22 de enero de 2017

Patán y populista

Debía de tener yo doce años, o quizá trece, cuando me anude por primera vez una corbata. Fue mi padre quien me enseñó cómo se hacía el nudo -todavía recuerdo su lección sobre el origen del nombre del denominado Windsor-, quien me explicó la forma de centrarlo con respecto a las solapas del cuello de la camisa y quien me advirtió de que el pico pequeño nunca debía de sobresalir del grande. Pero sobre todo me insistió en que éste en ningún caso debía llegar más abajo de la cintura. El cinturón del pantalón, recuerdo que repitió varias veces, marca la frontera entre la elegancia y la ordinariez. Sólo los payasos de circo, para hacer reír, y los patanes la llevan por debajo de ese límite.

Como este tipo de enseñanzas paternas no suelen olvidarse con facilidad –al menos a mí no se me olvidan-, desde entonces suelo fijarme en cómo la gente anuda sus corbatas. Es algo así como si mediante esta observación efectuara un primer reconocimiento de la personalidad de quien acabo de conocer, sin perjuicio de que después profundice en otros criterios más determinantes y menos frívolos. Qué le vamos a hacer: uno tiene sus métodos de evaluación.

Por eso, el otro día, cuando vi la imagen de un Trump en su toma de posesión, a quien la corbata le llegaba mucho más abajo de lo que mi padre hubiera considerado prudente, me costó mucho desviar la mirada de su atuendo y atender a otros aspectos más indicativos de su talante. Lo logré, no sin gran esfuerzo por mi parte, pero me quedé con la idea de que el nuevo presidente de los Estados Unidos es un auténtico patán. Después oí el discurso de toma de posesión y saqué, además, algunas otras conclusiones.

Si a alguien todavía le quedan dudas sobre en qué consiste ser populista, que analice con atención las palabras de Donald Trump tras el juramento. No hay un solo mensaje en su discurso que no deba figurar con derecho propio en la antología del populismo.

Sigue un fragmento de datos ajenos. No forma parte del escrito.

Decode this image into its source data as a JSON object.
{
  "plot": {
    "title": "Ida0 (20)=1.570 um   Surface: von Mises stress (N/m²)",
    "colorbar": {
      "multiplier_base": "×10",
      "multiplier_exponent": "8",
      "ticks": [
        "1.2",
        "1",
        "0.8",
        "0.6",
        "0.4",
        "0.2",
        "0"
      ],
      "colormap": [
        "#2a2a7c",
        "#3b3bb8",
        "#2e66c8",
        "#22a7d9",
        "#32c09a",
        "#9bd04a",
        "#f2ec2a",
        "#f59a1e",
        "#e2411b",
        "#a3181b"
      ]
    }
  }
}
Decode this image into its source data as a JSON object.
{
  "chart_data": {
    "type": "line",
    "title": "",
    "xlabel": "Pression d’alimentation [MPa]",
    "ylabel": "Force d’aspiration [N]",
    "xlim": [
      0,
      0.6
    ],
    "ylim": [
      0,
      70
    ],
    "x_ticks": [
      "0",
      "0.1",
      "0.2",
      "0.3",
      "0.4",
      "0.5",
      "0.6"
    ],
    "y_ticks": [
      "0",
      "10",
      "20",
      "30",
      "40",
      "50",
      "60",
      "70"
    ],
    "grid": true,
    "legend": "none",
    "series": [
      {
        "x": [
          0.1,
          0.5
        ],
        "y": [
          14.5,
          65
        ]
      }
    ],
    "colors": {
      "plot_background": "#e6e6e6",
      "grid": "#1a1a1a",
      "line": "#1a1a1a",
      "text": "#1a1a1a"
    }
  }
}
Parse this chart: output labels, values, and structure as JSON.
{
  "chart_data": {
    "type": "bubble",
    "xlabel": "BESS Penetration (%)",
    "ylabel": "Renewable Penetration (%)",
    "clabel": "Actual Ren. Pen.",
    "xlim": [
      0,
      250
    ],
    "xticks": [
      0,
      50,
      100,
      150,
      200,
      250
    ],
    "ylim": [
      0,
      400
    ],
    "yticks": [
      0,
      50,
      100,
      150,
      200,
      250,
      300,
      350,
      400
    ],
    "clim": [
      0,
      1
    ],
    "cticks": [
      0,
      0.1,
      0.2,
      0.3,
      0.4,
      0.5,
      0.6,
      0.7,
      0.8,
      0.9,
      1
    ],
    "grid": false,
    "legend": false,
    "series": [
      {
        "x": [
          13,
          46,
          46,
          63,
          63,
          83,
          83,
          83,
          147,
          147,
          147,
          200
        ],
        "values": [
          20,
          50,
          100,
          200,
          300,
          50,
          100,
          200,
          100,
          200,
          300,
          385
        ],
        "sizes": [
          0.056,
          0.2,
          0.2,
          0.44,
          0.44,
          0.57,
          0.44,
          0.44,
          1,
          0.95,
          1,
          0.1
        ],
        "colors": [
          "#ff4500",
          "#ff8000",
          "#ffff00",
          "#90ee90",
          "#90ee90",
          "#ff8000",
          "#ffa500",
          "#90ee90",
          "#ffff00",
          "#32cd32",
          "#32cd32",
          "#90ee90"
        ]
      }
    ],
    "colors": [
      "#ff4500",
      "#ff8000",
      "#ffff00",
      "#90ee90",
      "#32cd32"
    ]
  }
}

Empezó diciendo que había llegado a la Casa Blanca para quitar el poder a los de siempre y devolvérselo al pueblo (me suena mucho haber oído algo parecido muy cerca), continuó con una declaración de principios nacionalista -¡America primero, América primero!-, para terminar asegurando que Dios, nada más y nada menos, estaba de su parte. Así cualquiera, como decía aquel.

Le oí decir a uno de esos periodistas a quienes gusta manejar comparaciones de todo tipo, que el nuevo presidente había usado una sintaxis propia de estudiantes de cuarto de primaria y un vocabulario menos extenso que el que utilizaría un alumno de segundo de ESO. Creo que con esta comparación le hacía un gran favor, porque en realidad su lenguaje fue bastante más primitivo. Ni utilizó conceptos políticos ni referencias intelectuales ni cifras económicas, sólo lugares comunes y expresiones huecas. Fue tan zafio que se limitó a dar una visión apocalíptica de la situación de su país, a resucitar aquel viejo concepto del eje del mal que puso de moda George Bush y a amenazar con poner a los demás países patas arriba.

Si no fuera porque en esto de la política internacional yo soy un tanto fatalista, puesto que considero que el mundo rueda sobre unos raíles casi inamovibles, pensaría que la situación está para echarse a temblar.  Confío –ya lo confesé en este blog hace unos meses- en que el equilibrio de poderes que defiende la constitución de los Estados Unidos evite el descarrilamiento al que el señor Trump parece que quiere conducirnos. Pero ya no estoy tan seguro como lo estaba entonces, porque de un ignorante se puede esperar lo peor.

Sobre todo de un ignorante patán y populista.